Ahora faltan dos años para conmemorar la Revolución de Mayo. Y de acuerdo con el calendario constitucional, tocará a la doctora Kirchner organizar, dar contenido y presidir los actos correspondientes. Ella preside, pero la celebración es de todos. La cuestión que se abre ahora es acordar lo que estos doscientos años representan para la construcción argentina, para el presente y para el futuro. Dicho de otra manera: tenemos abierto un debate sobre la identidad, como sucedió hace cien años cuando, con acertado sentido expresivo, Joaquín V. González dio a su libro de entonces el título El juicio del siglo . Ahora nos toca hacer el juicio de los dos siglos.

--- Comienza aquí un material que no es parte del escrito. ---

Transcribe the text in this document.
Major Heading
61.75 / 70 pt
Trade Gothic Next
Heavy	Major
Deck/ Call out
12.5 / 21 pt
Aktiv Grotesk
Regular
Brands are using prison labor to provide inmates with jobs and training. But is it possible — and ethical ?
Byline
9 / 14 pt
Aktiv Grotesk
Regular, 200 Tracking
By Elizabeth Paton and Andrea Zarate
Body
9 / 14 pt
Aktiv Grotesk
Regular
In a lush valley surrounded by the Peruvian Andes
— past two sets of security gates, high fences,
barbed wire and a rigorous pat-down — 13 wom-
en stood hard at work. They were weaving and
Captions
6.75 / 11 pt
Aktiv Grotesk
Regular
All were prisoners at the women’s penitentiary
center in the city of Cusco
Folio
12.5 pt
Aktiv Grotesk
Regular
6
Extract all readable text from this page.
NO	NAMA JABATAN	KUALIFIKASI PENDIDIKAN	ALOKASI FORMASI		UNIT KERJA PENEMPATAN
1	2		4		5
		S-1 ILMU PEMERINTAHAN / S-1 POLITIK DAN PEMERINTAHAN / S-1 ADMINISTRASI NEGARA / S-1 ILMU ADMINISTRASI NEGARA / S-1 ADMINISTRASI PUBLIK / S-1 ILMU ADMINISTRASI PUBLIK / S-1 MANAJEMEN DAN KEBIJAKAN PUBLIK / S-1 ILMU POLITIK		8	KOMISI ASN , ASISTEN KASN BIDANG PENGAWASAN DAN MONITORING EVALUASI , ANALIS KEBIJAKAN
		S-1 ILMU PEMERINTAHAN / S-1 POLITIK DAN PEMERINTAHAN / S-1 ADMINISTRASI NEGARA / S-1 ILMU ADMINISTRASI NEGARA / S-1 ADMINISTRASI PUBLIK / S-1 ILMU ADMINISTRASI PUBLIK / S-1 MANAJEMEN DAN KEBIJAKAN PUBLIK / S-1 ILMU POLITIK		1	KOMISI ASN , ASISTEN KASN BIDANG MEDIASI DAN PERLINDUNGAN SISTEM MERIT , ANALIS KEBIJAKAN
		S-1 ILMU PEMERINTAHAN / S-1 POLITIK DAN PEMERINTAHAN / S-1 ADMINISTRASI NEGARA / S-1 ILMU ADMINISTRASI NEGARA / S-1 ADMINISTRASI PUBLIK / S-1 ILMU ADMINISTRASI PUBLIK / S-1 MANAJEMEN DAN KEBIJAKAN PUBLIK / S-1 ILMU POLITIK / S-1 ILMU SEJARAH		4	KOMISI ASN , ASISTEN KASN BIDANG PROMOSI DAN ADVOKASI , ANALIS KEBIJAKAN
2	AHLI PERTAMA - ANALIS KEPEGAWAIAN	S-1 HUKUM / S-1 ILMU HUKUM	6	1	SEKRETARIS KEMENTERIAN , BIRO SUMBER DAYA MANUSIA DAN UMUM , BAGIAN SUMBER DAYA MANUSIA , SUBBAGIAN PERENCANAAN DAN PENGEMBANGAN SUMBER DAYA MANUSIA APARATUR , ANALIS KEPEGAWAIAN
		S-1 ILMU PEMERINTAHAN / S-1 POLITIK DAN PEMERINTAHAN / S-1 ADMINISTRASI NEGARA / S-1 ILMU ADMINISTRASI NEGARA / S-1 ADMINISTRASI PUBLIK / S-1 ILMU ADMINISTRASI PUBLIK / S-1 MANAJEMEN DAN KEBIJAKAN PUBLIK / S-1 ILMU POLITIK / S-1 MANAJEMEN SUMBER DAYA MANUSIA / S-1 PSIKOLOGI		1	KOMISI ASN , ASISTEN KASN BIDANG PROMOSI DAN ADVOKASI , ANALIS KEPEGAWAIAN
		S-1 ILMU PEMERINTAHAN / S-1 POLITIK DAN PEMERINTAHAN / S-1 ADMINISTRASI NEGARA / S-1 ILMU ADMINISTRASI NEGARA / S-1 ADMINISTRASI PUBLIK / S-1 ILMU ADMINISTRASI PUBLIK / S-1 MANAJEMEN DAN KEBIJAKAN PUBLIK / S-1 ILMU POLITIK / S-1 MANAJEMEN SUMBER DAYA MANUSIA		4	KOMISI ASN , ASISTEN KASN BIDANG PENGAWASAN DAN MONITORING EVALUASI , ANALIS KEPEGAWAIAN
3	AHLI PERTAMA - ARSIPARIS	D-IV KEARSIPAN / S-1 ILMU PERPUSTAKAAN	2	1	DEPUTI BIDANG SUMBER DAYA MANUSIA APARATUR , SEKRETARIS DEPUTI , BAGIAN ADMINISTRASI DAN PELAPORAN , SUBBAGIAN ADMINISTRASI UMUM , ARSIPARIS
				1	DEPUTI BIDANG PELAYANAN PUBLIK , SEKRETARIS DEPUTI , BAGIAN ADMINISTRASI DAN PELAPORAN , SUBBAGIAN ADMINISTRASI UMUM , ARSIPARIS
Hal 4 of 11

El debate sobre la memoria es la mitad del debate político. Una sociedad orgullosa de su pasado -aunque lo mire con libertad crítica- es una sociedad conciliada con su presente y fortalecida para enfrentar el futuro. Lo contrario lleva no sólo al desaliento, sino a aventuras políticas y a formas ocultas de subordinación y anomia y genera multitudes desencantadas e incapaces de impulsos creativos. La Argentina del Centenario celebró sus logros y se lanzó hacia el futuro, incluso a la carrera audaz de la democracia política total.
En nuestros días, la costumbre argentina de la queja, que tiene raíces culturales conocidas, ha creado un negocio de las ideas muy lucrativo. Denigrar el pasado, deleitarse con las pequeñeces humanas de los grandes hombres, hurgar en sus momentos de pena, desaliento o fatiga se ha convertido en un medio seguro de difusión y venta. Quienes insistimos en mostrar las formidables realizaciones de doscientos años, que han llevado a un pequeño país de 400.000 almas a uno de 40.000.000 y que lidera el índice de desarrollo humano de América latina desde que se lo calcula, solemos ser mirados con sorpresa y un dejo de desilusión. ¿Que nos ha ido bien en doscientos años? ¡Qué mala suerte, no podemos echarles la culpa de todo a los muertos!
Las calles de Buenos Aires y de todas nuestras grandes ciudades llevan los nombres de quienes pusieron su vida al servicio de la Patria, incluso dándola en los campos de batalla. De a poco y con cierta timidez, vamos incorporando los nombres de los constructores de la paz, hombres y mujeres de la ciencia, las artes y el servicio civil. Y todos esos nombres nos relatan la extraordinaria aventura creadora que ha dado origen y grandeza a nuestra Argentina.
Pero nada garantiza que esas evidencias entren en las celebraciones del próximo Bicentenario de Mayo, por lo menos, si priman el enfoque de la desafortunada frase presidencial -que acaso sea un accidente dialéctico, solamente- y los exabruptos comerciales de ciertos "especialistas".
El asunto es trascendental. De nuestro pasado vendrán las fuerzas de nuestro porvenir. La memoria que rescatemos en la celebración de los doscientos años nos dará fuerza para nuevas construcciones o nos pondrá a merced de milagros y salvadores, en un clima moroso, angustiado, anómico. Este es el dilema del Bicentenario. Hablémoslo con coraje.